Le sort de la nationalité
L'heure était pourtant à la détente après le discours de Saad Hariri, le 14 février, et ce climat avait un temps laissé croire que les municipales pourraient se tenir dans les délais, sans trop de complications. Le quotidien koweïtien al-Qabas notait ainsi hier que les propos du Premier ministre avaient tranquillisé toutes les parties, mais c'était sans compter le discours enflammé prononcé par Hassan Nasrallah hier à l'occasion de la Journée du martyr. Avec William Burns - sous-secrétaire d'État américain pour les Affaires étrangères - à Beyrouth, en train de certifier que l'aide militaire US au Liban ne saurait tarder, Hassan Nasrallah a choisi d'affirmer haut et fort qu'avec « notre résistance, notre armée et notre peuple,  nous sommes capables de protéger notre pays sans l'aide de quiconque ». Il convient de souligner que cette déclaration intervient alors même qu'Élias Murr est revenu à Beyrouth après un déplacement aux Etats-Unis où il a surtout discuté de l'aide militaire US à l'armée libanaise.
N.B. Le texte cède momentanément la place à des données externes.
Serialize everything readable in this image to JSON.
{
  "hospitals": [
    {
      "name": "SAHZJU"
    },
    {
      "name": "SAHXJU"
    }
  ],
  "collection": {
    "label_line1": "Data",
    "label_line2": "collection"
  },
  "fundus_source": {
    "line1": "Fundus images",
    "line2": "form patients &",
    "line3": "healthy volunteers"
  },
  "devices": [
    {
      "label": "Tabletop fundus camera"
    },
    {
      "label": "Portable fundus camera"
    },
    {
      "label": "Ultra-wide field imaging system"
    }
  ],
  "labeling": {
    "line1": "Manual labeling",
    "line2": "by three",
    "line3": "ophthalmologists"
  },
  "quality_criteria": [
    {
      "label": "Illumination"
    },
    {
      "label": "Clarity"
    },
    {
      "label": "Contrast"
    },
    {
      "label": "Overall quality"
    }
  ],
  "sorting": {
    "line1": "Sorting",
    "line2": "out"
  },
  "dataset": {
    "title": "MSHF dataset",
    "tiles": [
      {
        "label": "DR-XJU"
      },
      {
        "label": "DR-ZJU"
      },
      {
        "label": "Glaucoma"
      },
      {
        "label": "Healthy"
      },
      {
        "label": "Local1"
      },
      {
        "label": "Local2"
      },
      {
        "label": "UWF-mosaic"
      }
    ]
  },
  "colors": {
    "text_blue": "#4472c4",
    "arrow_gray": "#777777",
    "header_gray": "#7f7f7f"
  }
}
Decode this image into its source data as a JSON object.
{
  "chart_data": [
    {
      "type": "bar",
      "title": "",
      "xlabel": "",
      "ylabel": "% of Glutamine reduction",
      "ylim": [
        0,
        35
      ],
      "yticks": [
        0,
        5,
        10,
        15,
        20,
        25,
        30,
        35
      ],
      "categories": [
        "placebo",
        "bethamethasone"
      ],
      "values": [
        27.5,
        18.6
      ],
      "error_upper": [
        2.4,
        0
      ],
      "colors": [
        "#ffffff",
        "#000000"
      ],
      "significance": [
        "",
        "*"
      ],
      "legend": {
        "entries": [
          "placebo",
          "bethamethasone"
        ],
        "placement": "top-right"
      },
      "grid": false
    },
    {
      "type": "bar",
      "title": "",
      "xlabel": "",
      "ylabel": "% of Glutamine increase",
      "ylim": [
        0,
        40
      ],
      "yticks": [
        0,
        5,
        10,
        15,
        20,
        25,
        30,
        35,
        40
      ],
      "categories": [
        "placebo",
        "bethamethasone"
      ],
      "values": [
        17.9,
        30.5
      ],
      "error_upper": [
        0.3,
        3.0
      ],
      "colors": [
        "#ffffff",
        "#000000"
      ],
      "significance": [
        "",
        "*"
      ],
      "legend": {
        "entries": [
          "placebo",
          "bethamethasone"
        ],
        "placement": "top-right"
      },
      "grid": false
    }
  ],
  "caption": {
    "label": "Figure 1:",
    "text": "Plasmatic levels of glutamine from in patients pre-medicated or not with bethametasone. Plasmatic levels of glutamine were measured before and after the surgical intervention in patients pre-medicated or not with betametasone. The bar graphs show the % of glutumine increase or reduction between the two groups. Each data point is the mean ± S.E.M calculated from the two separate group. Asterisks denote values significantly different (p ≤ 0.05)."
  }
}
De plus, Michel Sleiman, recevant William Burns à Baabda, avait insisté hier sur la nécessité d'accélérer l'aide US à l'armée et aux différentes forces de sécurité. Ce dernier avait à son tour promis « le soutien » de son pays au Liban, notamment dans le domaine militaire, et a en outre indiqué que « les canaux de communication » avec le Liban resteraient ouverts.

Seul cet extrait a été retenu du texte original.